Pemeriksaan dilakukan menyusul laporan yang menuding Saiful mengajak masyarakat menjatuhkan Presiden Prabowo Subianto melalui pernyataannya dalam sebuah diskusi publik yang digelar beberapa waktu lalu.
Kasus Silmy Karim, KPK Ungkap Rekening Office Boy hingga Keluarga Dipakai Tampung Uang Pemerasan
Kepada wartawan usai pemeriksaan, Saiful mengatakan sebagian besar pertanyaan penyidik berkaitan dengan pernyataannya dalam acara bertajuk Halalbihalal Pengamat yang berlangsung di kawasan Utan Kayu, Jakarta Timur.
“Pertanyaannya berkaitan dengan apa yang saya sampaikan dalam forum tersebut dan bagaimana konteks pernyataan saya,” kata Saiful, dikutip Jumat (5/6/2026).
Menurut dia, penyidik meminta penjelasan mengenai sejumlah narasi yang beredar di media sosial dan berbagai platform digital yang menafsirkan pernyataannya sebagai ajakan untuk menjatuhkan Presiden Prabowo.
Saiful membantah tuduhan tersebut. Ia menegaskan bahwa pernyataannya tidak dimaksudkan sebagai ajakan melakukan tindakan inkonstitusional terhadap pemerintahan yang sah.
Dalam keterangannya kepada penyidik, Saiful menjelaskan bahwa konsolidasi politik untuk menjatuhkan pemerintahan bukanlah sesuatu yang mudah dilakukan, terlebih dalam sistem demokrasi yang memiliki mekanisme dan prosedur konstitusional yang jelas.
“Saya menjelaskan bahwa konsolidasi itu sulit dilakukan. Bukan sesuatu yang mudah seperti yang dinarasikan sejumlah pihak,” ujarnya.
Berawal dari Pernyataan dalam Forum Diskusi
Kasus ini bermula dari pernyataan Saiful dalam forum diskusi yang kemudian beredar luas di media sosial.
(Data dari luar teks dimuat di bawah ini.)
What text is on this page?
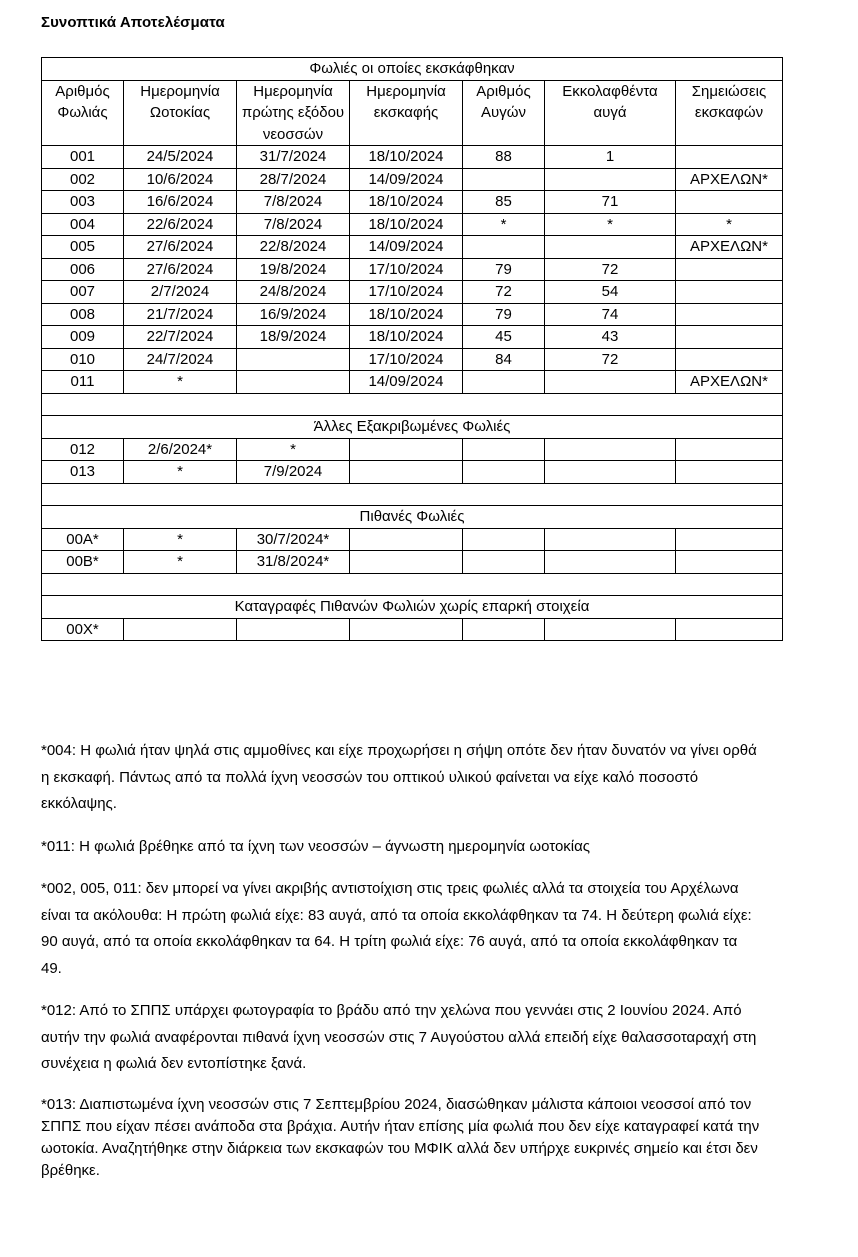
Συνοπτικά Αποτελέσματα
Φωλιές οι οποίες εκσκάφθηκαν						
Αριθμός Φωλιάς	Ημερομηνία Ωοτοκίας	Ημερομηνία πρώτης εξόδου νεοσσών	Ημερομηνία εκσκαφής	Αριθμός Αυγών	Εκκολαφθέντα αυγά	Σημειώσεις εκσκαφών
001	24/5/2024	31/7/2024	18/10/2024	88	1	
002	10/6/2024	28/7/2024	14/09/2024			ΑΡΧΕΛΩΝ*
003	16/6/2024	7/8/2024	18/10/2024	85	71	
004	22/6/2024	7/8/2024	18/10/2024	*	*	*
005	27/6/2024	22/8/2024	14/09/2024			ΑΡΧΕΛΩΝ*
006	27/6/2024	19/8/2024	17/10/2024	79	72	
007	2/7/2024	24/8/2024	17/10/2024	72	54	
008	21/7/2024	16/9/2024	18/10/2024	79	74	
009	22/7/2024	18/9/2024	18/10/2024	45	43	
010	24/7/2024		17/10/2024	84	72	
011	*		14/09/2024			ΑΡΧΕΛΩΝ*

Άλλες Εξακριβωμένες Φωλιές						
012	2/6/2024*	*				
013	*	7/9/2024				

Πιθανές Φωλιές						
00Α*	*	30/7/2024*				
00Β*	*	31/8/2024*				

Καταγραφές Πιθανών Φωλιών χωρίς επαρκή στοιχεία						
00Χ*						

*004: Η φωλιά ήταν ψηλά στις αμμοθίνες και είχε προχωρήσει η σήψη οπότε δεν ήταν δυνατόν να γίνει ορθά η εκσκαφή. Πάντως από τα πολλά ίχνη νεοσσών του οπτικού υλικού φαίνεται να είχε καλό ποσοστό εκκόλαψης.

*011: Η φωλιά βρέθηκε από τα ίχνη των νεοσσών – άγνωστη ημερομηνία ωοτοκίας

*002, 005, 011: δεν μπορεί να γίνει ακριβής αντιστοίχιση στις τρεις φωλιές αλλά τα στοιχεία του Αρχέλωνα είναι τα ακόλουθα: Η πρώτη φωλιά είχε: 83 αυγά, από τα οποία εκκολάφθηκαν τα 74. Η δεύτερη φωλιά είχε: 90 αυγά, από τα οποία εκκολάφθηκαν τα 64. Η τρίτη φωλιά είχε: 76 αυγά, από τα οποία εκκολάφθηκαν τα 49.

*012: Από το ΣΠΠΣ υπάρχει φωτογραφία το βράδυ από την χελώνα που γεννάει στις 2 Ιουνίου 2024. Από αυτήν την φωλιά αναφέρονται πιθανά ίχνη νεοσσών στις 7 Αυγούστου αλλά επειδή είχε θαλασσοταραχή στη συνέχεια η φωλιά δεν εντοπίστηκε ξανά.

*013: Διαπιστωμένα ίχνη νεοσσών στις 7 Σεπτεμβρίου 2024, διασώθηκαν μάλιστα κάποιοι νεοσσοί από τον ΣΠΠΣ που είχαν πέσει ανάποδα στα βράχια. Αυτήν ήταν επίσης μία φωλιά που δεν είχε καταγραφεί κατά την ωοτοκία. Αναζητήθηκε στην διάρκεια των εκσκαφών του ΜΦΙΚ αλλά δεν υπήρχε ευκρινές σημείο και έτσι δεν βρέθηκε.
Potongan video dan kutipan pernyataannya memunculkan perdebatan publik karena dianggap mengandung ajakan untuk menjatuhkan pemerintahan Presiden Prabowo Subianto.
Sejumlah pihak kemudian melaporkan Saiful ke kepolisian dengan dugaan pelanggaran terkait penghasutan dan penyebaran informasi yang dinilai dapat menimbulkan keresahan di masyarakat.
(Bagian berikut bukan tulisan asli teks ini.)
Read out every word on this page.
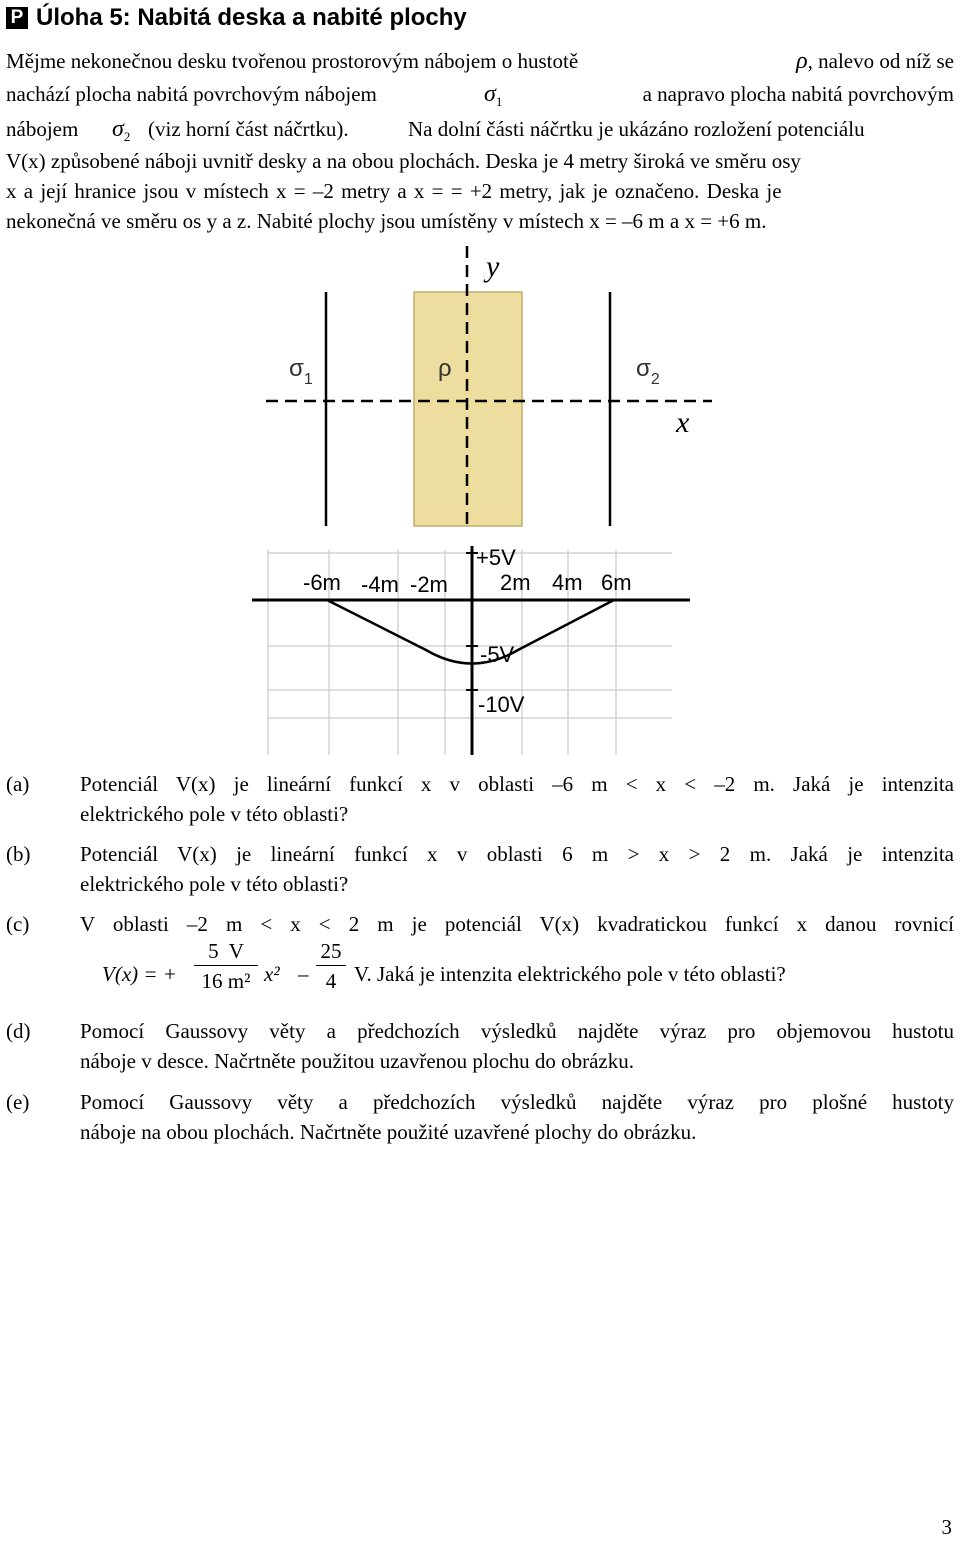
P Úloha 5: Nabitá deska a nabité plochy
Mějme nekonečnou desku tvořenou prostorovým nábojem o hustotě	ρ, nalevo od níž se
nachází plocha nabitá povrchovým nábojem	$\sigma_1$	a napravo plocha nabitá povrchovým
nábojem $\sigma_2$ (viz horní část náčrtku).	Na dolní části náčrtku je ukázáno rozložení potenciálu
V(x) způsobené náboji uvnitř desky a na obou plochách. Deska je 4 metry široká ve směru osy
x a její hranice jsou v místech x = –2 metry a x = = +2 metry, jak je označeno. Deska je
nekonečná ve směru os y a z. Nabité plochy jsou umístěny v místech x = –6 m a x = +6 m.
y
x
$\sigma_1$	ρ	$\sigma_2$
+5V
-6m -4m -2m 2m 4m 6m
-5V
-10V
(a) Potenciál V(x) je lineární funkcí x v oblasti –6 m < x < –2 m. Jaká je intenzita
elektrického pole v této oblasti?
(b) Potenciál V(x) je lineární funkcí x v oblasti 6 m > x > 2 m. Jaká je intenzita
elektrického pole v této oblasti?
(c) V oblasti –2 m < x < 2 m je potenciál V(x) kvadratickou funkcí x danou rovnicí
V(x) = + $\frac{5 V}{\text{16 m²}} x^2 - \frac{25}{4} V$. Jaká je intenzita elektrického pole v této oblasti?
(d) Pomocí Gaussovy věty a předchozích výsledků najděte výraz pro objemovou hustotu
náboje v desce. Načrtněte použitou uzavřenou plochu do obrázku.
(e) Pomocí Gaussovy věty a předchozích výsledků najděte výraz pro plošné hustoty
náboje na obou plochách. Načrtněte použité uzavřené plochy do obrázku.
3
Penyidik Subdit Kamneg Ditreskrimum Polda Metro Jaya kemudian melakukan klarifikasi dan memanggil Saiful untuk dimintai keterangan sebagai terlapor.
Kooperatif Penuhi Panggilan Polisi
Saiful mengaku hadir memenuhi panggilan penyidik sebagai bentuk penghormatan terhadap proses hukum yang sedang berjalan.
Ia juga menyatakan siap memberikan seluruh penjelasan yang diperlukan agar konteks pernyataannya dapat dipahami secara utuh dan tidak dipotong-potong.
Menurutnya, diskusi yang disampaikan dalam forum tersebut merupakan bagian dari analisis politik yang lazim dilakukan akademisi dan pengamat politik dalam sistem demokrasi.
“Yang saya sampaikan adalah analisis politik. Bukan ajakan melakukan tindakan melawan hukum atau tindakan inkonstitusional,” katanya.
Polisi Masih Dalami Laporan
Hingga kini, Polda Metro Jaya masih mendalami laporan tersebut dan belum mengambil kesimpulan terkait ada atau tidaknya unsur pidana dalam pernyataan Saiful Mujani.
Penyidik masih mengumpulkan keterangan, dokumen, serta materi video yang menjadi dasar laporan sebelum menentukan langkah hukum selanjutnya.
Kasus ini menjadi perhatian publik karena menyangkut kebebasan berpendapat, kritik politik, serta batas antara analisis politik dan dugaan penghasutan dalam ruang demokrasi.